Scaffold Finder node bug

richards99 · February 5, 2012, 3:22pm

Hi,

I am using the Scaffold Finder node which generates the MCS in IndigoQueryMol format. When I convert this to Smiles, the Smiles seem to be non-compliant thus causing issues.

For instance, if I take these Smiles and convert them back to Indigo with "Molecule to Indigo " and then try and convert back to Smiles again with "Indigo to Molecule"all the conversions fail with the following error;

ERROR IndigoSaverNodeModel Could not convert molecule with RowId=Row1#9: element: can not calculate implicit hydrogens on aromatic N, charge 0, degree 2, 0 radical electrons

When I look at the Smiles string before this error, a lot of atoms are separated by a colon :

This doesnt seem to be handled very well. Attempts to use the "Hydrogen Adder" node also fails with these Smiles strings.

I have been using the node as you showed in the UGM Tutorial to create a list of common scaffolds, this is most useful and neat little way of doing it. I just wish the smiles were behaving themselves for further manipulation!

Any thoughts,

Simon.

asavelyev · February 20, 2012, 11:25am

Dear Simon,

I have reproduced the bug. The Scaffold Finder node generates query molecules. Say, if you have two input structures: 'c1ccc2[nH]ccc2c1' and 'c1cc[nH]c1', the scaffold is 'C1:N:C:C:C:1' ( A colon : means an aromatic bond). You can use the query scaffold in other nodes (RGroup Decomposer, Substructure matcher etc). But the query structure 'C1:N:C:C:C:1' can not be converted directly to a molecule, thus, e.g. you can not calculate canonical smiles from it. An exception is araised for the stucture: 'element: can not calculate implicit hydrogens on aromatic N, charge 0, degree 2, 0 radical electrons'.

First thought is explicitly specify implicit hydrogens (take it from input structures) for the query. For the given example the 'C1:[NH]:C:C:C:1' solves the valence issue. But it is not a best way, because, say, if you have three input stucutres: 'c1ccc2[nH]ccc2c1' , 'c1cc[nH]c1' and 'Cn1cccc1' you wish the 'C1:N:C:C:C:1' as a scaffold (because 'C1:[NH]:C:C:C:1' does not match 'Cn1cccc1')

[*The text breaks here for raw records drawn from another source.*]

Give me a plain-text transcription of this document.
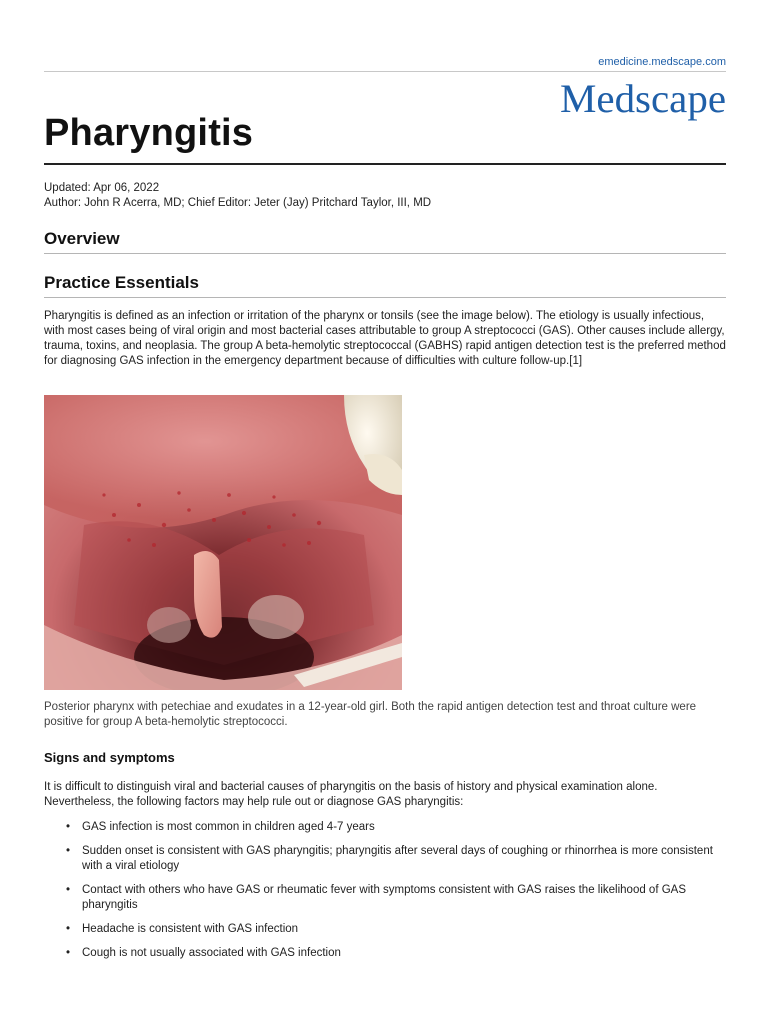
emedicine.medscape.com
Medscape
Pharyngitis
Updated: Apr 06, 2022
Author: John R Acerra, MD; Chief Editor: Jeter (Jay) Pritchard Taylor, III, MD
Overview
Practice Essentials

Pharyngitis is defined as an infection or irritation of the pharynx or tonsils (see the image below). The etiology is usually infectious, with most cases being of viral origin and most bacterial cases attributable to group A streptococci (GAS). Other causes include allergy, trauma, toxins, and neoplasia. The group A beta-hemolytic streptococcal (GABHS) rapid antigen detection test is the preferred method for diagnosing GAS infection in the emergency department because of difficulties with culture follow-up.[1]

Posterior pharynx with petechiae and exudates in a 12-year-old girl. Both the rapid antigen detection test and throat culture were positive for group A beta-hemolytic streptococci.

Signs and symptoms

It is difficult to distinguish viral and bacterial causes of pharyngitis on the basis of history and physical examination alone. Nevertheless, the following factors may help rule out or diagnose GAS pharyngitis:

• GAS infection is most common in children aged 4-7 years
• Sudden onset is consistent with GAS pharyngitis; pharyngitis after several days of coughing or rhinorrhea is more consistent with a viral etiology
• Contact with others who have GAS or rheumatic fever with symptoms consistent with GAS raises the likelihood of GAS pharyngitis
• Headache is consistent with GAS infection
• Cough is not usually associated with GAS infection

The second solution is more accurate. You can add the 'Dearomatizer' node. The following workflow should generate canonical smiles for the given examples without errors:

'MCS Scaffold Finder'->'Indigo To Query'->'Mol To Indigo'->'Dearomatizer'->'Indigo To Mol'

The problem with incorrect valence errors is known for other nodes. The 'Molecule To Indigo' node does not verify a valence corectness. We are thinking about adding the 'consider molecules with valence errors as incorrect molecules' option for the 'Molecule To Indigo' node. Also, we are going to add a 'Standardizer' node with options for repairing valence and for replacing common types of functional group transformations (http://tech.knime.org/forum/indigo/common-group-transformations). Therefore, user will be able to add the 'Standardizer' node to the second output port (the port with incorrect molecules) and fix the molecules valence errors by default methods.

Best regards,

Alexander

system · April 21, 2023, 9:32pm

This topic was automatically closed 90 days after the last reply. New replies are no longer allowed.